Reports are surfacing that indicate a large scale iframe injection operation targeting websites is exploiting vulnerabilities in several popular plugins, including TimThumb, PHPMyAdmin and Uploadify.
The majority of the sites being targeted are running Plesk Panel version 10.4.4 or older versions, and researchers from Sucuri have indicated that as many as fifty-thousand websites may have been compromised by an unidentified botnet operation.
Brian Krebs reports that the attacks may be linked to a recently discovered zero-day exploit for Plesk that is being sold on the black market for around $8,000 per purchase.
According to Krebs, the exploit is designed to harvest the administrator password needed to access the Plesk control panel, used by website admins to remotely control the servers their respective websites are located on, usually through a third-party hosting service.
The connection to the Plesk exploit is as of yet circumstantial, but analysis by Sucuri’s Daniel Cid seems to point to the vulnerability as being a key factor in the swift compromise of the affected websites.
"What is interesting is that most of our clients always used to be using CMSs (like WordPress, Joomla, etc), but lately we are seeing such a large number of just plain HTML sites getting compromised and when we look deeper, they are always using Plesk," Cid told Krebs.
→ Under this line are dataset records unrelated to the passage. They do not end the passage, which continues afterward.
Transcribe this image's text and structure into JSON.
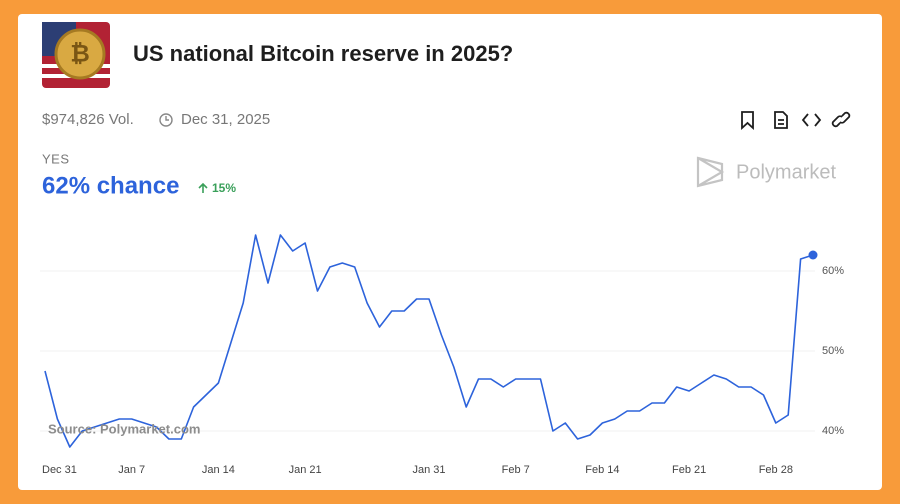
{
  "header": {
    "title": "US national Bitcoin reserve in 2025?",
    "volume": "$974,826 Vol.",
    "end_date": "Dec 31, 2025"
  },
  "outcome": {
    "label": "YES",
    "chance": "62% chance",
    "change": "15%"
  },
  "brand": "Polymarket",
  "chart_data": {
    "type": "line",
    "color": "#2d63db",
    "grid": true,
    "annotation": "Source: Polymarket.com",
    "x": [
      "Dec 31",
      "Jan 1",
      "Jan 2",
      "Jan 3",
      "Jan 4",
      "Jan 5",
      "Jan 6",
      "Jan 7",
      "Jan 8",
      "Jan 9",
      "Jan 10",
      "Jan 11",
      "Jan 12",
      "Jan 13",
      "Jan 14",
      "Jan 15",
      "Jan 16",
      "Jan 17",
      "Jan 18",
      "Jan 19",
      "Jan 20",
      "Jan 21",
      "Jan 22",
      "Jan 23",
      "Jan 24",
      "Jan 25",
      "Jan 26",
      "Jan 27",
      "Jan 28",
      "Jan 29",
      "Jan 30",
      "Jan 31",
      "Feb 1",
      "Feb 2",
      "Feb 3",
      "Feb 4",
      "Feb 5",
      "Feb 6",
      "Feb 7",
      "Feb 8",
      "Feb 9",
      "Feb 10",
      "Feb 11",
      "Feb 12",
      "Feb 13",
      "Feb 14",
      "Feb 15",
      "Feb 16",
      "Feb 17",
      "Feb 18",
      "Feb 19",
      "Feb 20",
      "Feb 21",
      "Feb 22",
      "Feb 23",
      "Feb 24",
      "Feb 25",
      "Feb 26",
      "Feb 27",
      "Feb 28",
      "Mar 1",
      "Mar 2",
      "Mar 3"
    ],
    "values": [
      47.5,
      41.5,
      38,
      40,
      40.5,
      41,
      41.5,
      41.5,
      41,
      40.5,
      39,
      39,
      43,
      44.5,
      46,
      51,
      56,
      64.5,
      58.5,
      64.5,
      62.5,
      63.5,
      57.5,
      60.5,
      61,
      60.5,
      56,
      53,
      55,
      55,
      56.5,
      56.5,
      52,
      48,
      43,
      46.5,
      46.5,
      45.5,
      46.5,
      46.5,
      46.5,
      40,
      41,
      39,
      39.5,
      41,
      41.5,
      42.5,
      42.5,
      43.5,
      43.5,
      45.5,
      45,
      46,
      47,
      46.5,
      45.5,
      45.5,
      44.5,
      41,
      42,
      61.5,
      62
    ],
    "xticks": [
      "Dec 31",
      "Jan 7",
      "Jan 14",
      "Jan 21",
      "Jan 31",
      "Feb 7",
      "Feb 14",
      "Feb 21",
      "Feb 28"
    ],
    "ylim": [
      37,
      65
    ],
    "yticks": [
      {
        "value": 40,
        "label": "40%"
      },
      {
        "value": 50,
        "label": "50%"
      },
      {
        "value": 60,
        "label": "60%"
      }
    ]
  }
}
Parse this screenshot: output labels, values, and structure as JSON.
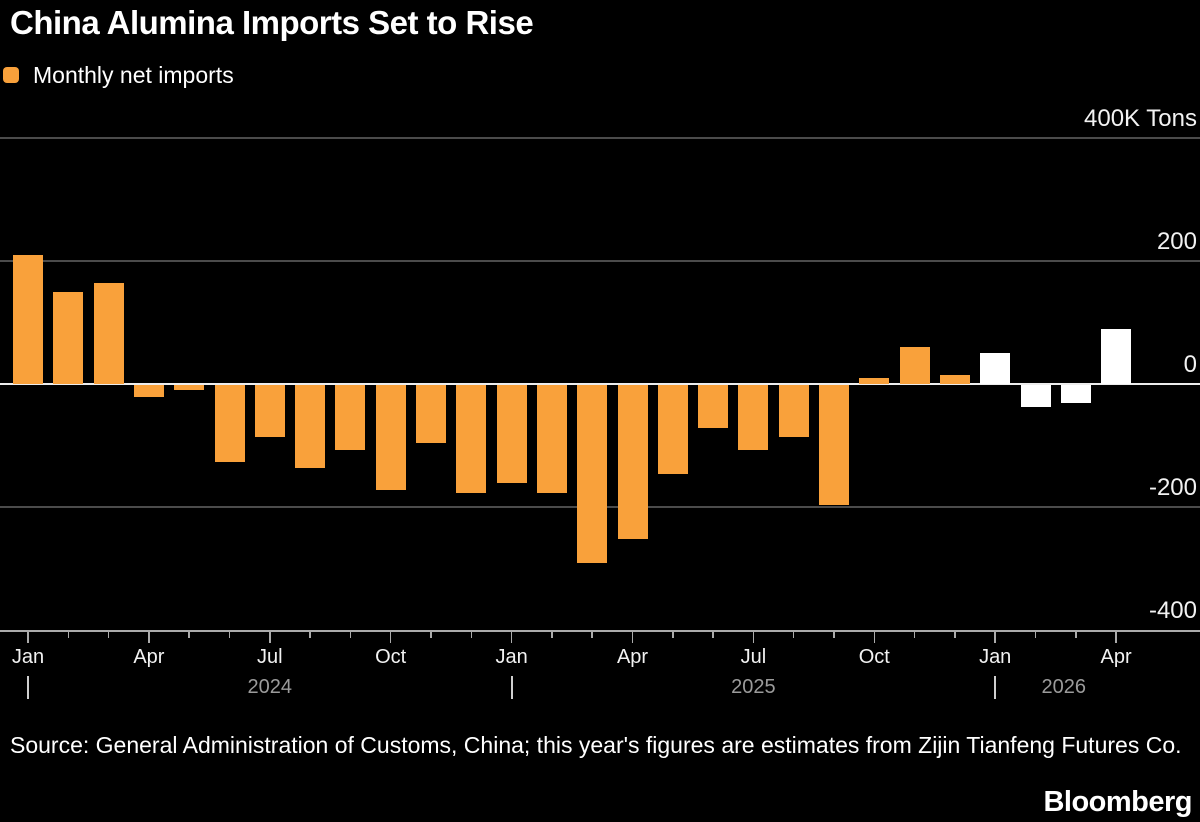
{
  "header": {
    "title": "China Alumina Imports Set to Rise"
  },
  "legend": {
    "items": [
      {
        "label": "Monthly net imports",
        "color": "#F9A13B"
      }
    ]
  },
  "chart_data": {
    "type": "bar",
    "title": "China Alumina Imports Set to Rise",
    "series_name": "Monthly net imports",
    "unit": "K Tons",
    "ylim": [
      -400,
      400
    ],
    "yticks": [
      {
        "value": 400,
        "label": "400K Tons"
      },
      {
        "value": 200,
        "label": "200"
      },
      {
        "value": 0,
        "label": "0"
      },
      {
        "value": -200,
        "label": "-200"
      },
      {
        "value": -400,
        "label": "-400"
      }
    ],
    "categories": [
      "Jan 2024",
      "Feb 2024",
      "Mar 2024",
      "Apr 2024",
      "May 2024",
      "Jun 2024",
      "Jul 2024",
      "Aug 2024",
      "Sep 2024",
      "Oct 2024",
      "Nov 2024",
      "Dec 2024",
      "Jan 2025",
      "Feb 2025",
      "Mar 2025",
      "Apr 2025",
      "May 2025",
      "Jun 2025",
      "Jul 2025",
      "Aug 2025",
      "Sep 2025",
      "Oct 2025",
      "Nov 2025",
      "Dec 2025",
      "Jan 2026",
      "Feb 2026",
      "Mar 2026",
      "Apr 2026"
    ],
    "values": [
      210,
      150,
      165,
      -20,
      -8,
      -125,
      -85,
      -135,
      -105,
      -170,
      -95,
      -175,
      -160,
      -175,
      -290,
      -250,
      -145,
      -70,
      -105,
      -85,
      -195,
      10,
      60,
      15,
      50,
      -35,
      -30,
      90
    ],
    "estimate_start_index": 24,
    "bar_color": "#F9A13B",
    "estimate_bar_color": "#FFFFFF",
    "x_axis": {
      "month_label_every": 3,
      "month_labels": [
        "Jan",
        "Apr",
        "Jul",
        "Oct",
        "Jan",
        "Apr",
        "Jul",
        "Oct",
        "Jan",
        "Apr"
      ],
      "year_separator_indices": [
        0,
        12,
        24
      ],
      "year_labels": [
        {
          "text": "2024",
          "at_index": 6
        },
        {
          "text": "2025",
          "at_index": 18
        },
        {
          "text": "2026",
          "at_index": 25.7
        }
      ]
    },
    "grid": {
      "gridline_values": [
        400,
        200,
        -200
      ],
      "zero_line": true,
      "legend_position": "top-left"
    },
    "colors": {
      "background": "#000000",
      "gridline": "#4B4B4B",
      "zero_line": "#EDEDED",
      "axis_line": "#ABABAB",
      "tick": "#ABABAB",
      "month_label": "#F2F2F2",
      "year_label": "#9B9B9B",
      "year_separator": "#CFCFCF",
      "y_label": "#F2F2F2"
    }
  },
  "footer": {
    "source_lines": [
      "Source: General Administration of Customs, China; this year's figures are estimates from Zijin Tianfeng",
      "Futures Co."
    ],
    "brand": "Bloomberg"
  }
}
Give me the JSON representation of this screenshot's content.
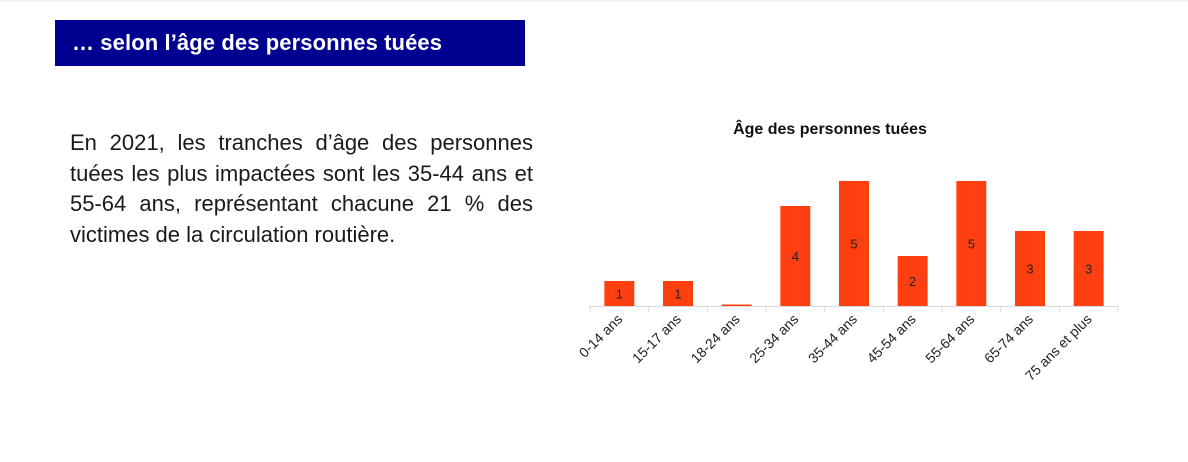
{
  "header": {
    "title": "… selon l’âge des personnes tuées"
  },
  "intro": {
    "text": "En 2021, les tranches d’âge des personnes tuées les plus impactées sont les 35-44 ans et 55-64 ans, représentant chacune 21 % des victimes de la circulation routière."
  },
  "colors": {
    "banner": "#000091",
    "bar": "#ff3f0f",
    "axis": "#d9d9d9"
  },
  "chart_data": {
    "type": "bar",
    "title": "Âge des personnes tuées",
    "categories": [
      "0-14 ans",
      "15-17 ans",
      "18-24 ans",
      "25-34 ans",
      "35-44 ans",
      "45-54 ans",
      "55-64 ans",
      "65-74 ans",
      "75 ans et plus"
    ],
    "values": [
      1,
      1,
      0,
      4,
      5,
      2,
      5,
      3,
      3
    ],
    "data_labels": [
      "1",
      "1",
      "",
      "4",
      "5",
      "2",
      "5",
      "3",
      "3"
    ],
    "xlabel": "",
    "ylabel": "",
    "ylim": [
      0,
      5
    ],
    "grid": false,
    "legend": "none"
  }
}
Last month, malware researcher Denis Sinegubko had provided analysis of the BlackHole Exploit Kit's successful compromise of several sampled websites, and had determined that a vulnerability in Plesk was probably the culprit.
The bug was subsequently patched, but the new wave of website hacks are an indication that another serious flaw in the application may be as of yet unmitigated.
The BlackHole Exploit Kit is one of the most popular exploit packs in the underground market, and Symantec's analysis of the latest incarnation revealed it was adapted to take advantage of an unpatched vulnerability in Microsoft XML Core Services (CVE-2012-1889) to facilitate drive-by attacks on Internet users.
BlackHole injects malicious code into compromised websites, allowing attackers to utilize a variety of exploits that target vulnerabilities in widely used applications like Java and Flash, and infects victims with a drive-by attack when they visit the compromised website.